Ling Tianheng, Qian Chao, Klann Theodor Mario, Hoever Julian, Einhaus Lukas, Schiele Gregor
Intelligent Embedded Systems of Computer Science, University of Duisburg-Essen, 47057 Duisburg, Germany.
Sensors (Basel). 2024 Dec 26;25(1):83. doi: 10.3390/s25010083.
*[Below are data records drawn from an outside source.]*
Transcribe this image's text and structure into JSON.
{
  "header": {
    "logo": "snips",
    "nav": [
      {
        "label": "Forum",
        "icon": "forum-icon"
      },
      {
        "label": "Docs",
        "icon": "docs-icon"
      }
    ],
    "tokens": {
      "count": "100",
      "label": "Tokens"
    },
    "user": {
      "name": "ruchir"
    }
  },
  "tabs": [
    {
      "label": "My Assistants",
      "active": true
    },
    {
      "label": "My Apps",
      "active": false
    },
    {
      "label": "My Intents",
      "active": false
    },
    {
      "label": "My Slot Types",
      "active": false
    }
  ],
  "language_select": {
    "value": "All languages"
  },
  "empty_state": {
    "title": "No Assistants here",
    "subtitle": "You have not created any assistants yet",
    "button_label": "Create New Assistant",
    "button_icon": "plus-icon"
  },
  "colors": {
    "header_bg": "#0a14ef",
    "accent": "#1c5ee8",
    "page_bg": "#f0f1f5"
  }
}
This study presents a comprehensive workflow for developing and deploying Multi-Layer Perceptron (MLP)-based soft sensors on embedded FPGAs, addressing diverse deployment objectives. The proposed workflow extends our prior research by introducing greater model adaptability. It supports various configurations-spanning layer counts, neuron counts, and quantization bitwidths-to accommodate the constraints and capabilities of different FPGA platforms. The workflow incorporates a custom-developed, open-source toolchain that facilitates quantization-aware training, integer-only inference, automated accelerator generation using VHDL templates, and synthesis alongside performance estimation. A case study on fluid flow estimation was conducted on two FPGA platforms: the AMD Spartan-7 XC7S15 and the Lattice iCE40UP5K. For precision-focused and latency-sensitive deployments, a six-layer, 60-neuron MLP accelerator quantized to 8 bits on the XC7S15 achieved an MSE of 56.56, an MAPE of 1.61%, and an inference latency of 23.87 μs. Moreover, for low-power and energy-constrained deployments, a five-layer, 30-neuron MLP accelerator quantized to 8 bits on the iCE40UP5K achieved an inference latency of 83.37 μs, a power consumption of 2.06 mW, and an energy consumption of just 0.172 μJ per inference. These results confirm the workflow's ability to identify optimal FPGA accelerators tailored to specific deployment requirements, achieving a balanced trade-off between precision, inference latency, and energy efficiency.
本研究提出了一种用于在嵌入式FPGA上开发和部署基于多层感知器(MLP)的软传感器的综合工作流程,以满足不同的部署目标。所提出的工作流程通过引入更高的模型适应性扩展了我们之前的研究。它支持各种配置——包括层数、神经元数量和量化比特宽度——以适应不同FPGA平台的约束和能力。该工作流程包含一个定制开发的开源工具链,该工具链有助于量化感知训练、仅整数推理、使用VHDL模板自动生成加速器以及进行综合并估计性能。在两个FPGA平台上进行了流体流动估计的案例研究:AMD Spartan-7 XC7S15和Lattice iCE40UP5K。对于注重精度和对延迟敏感的部署,在XC7S15上量化为8位的六层、60神经元MLP加速器实现了56.56的均方误差(MSE)、1.61%的平均绝对百分比误差(MAPE)和23.87微秒的推理延迟。此外,对于低功耗和能量受限的部署,在iCE40UP5K上量化为8位的五层、30神经元MLP加速器实现了83.37微秒的推理延迟、2.06毫瓦的功耗以及每次推理仅0.172微焦耳的能量消耗。这些结果证实了该工作流程能够识别针对特定部署要求量身定制的最佳FPGA加速器,在精度、推理延迟和能源效率之间实现了平衡的权衡。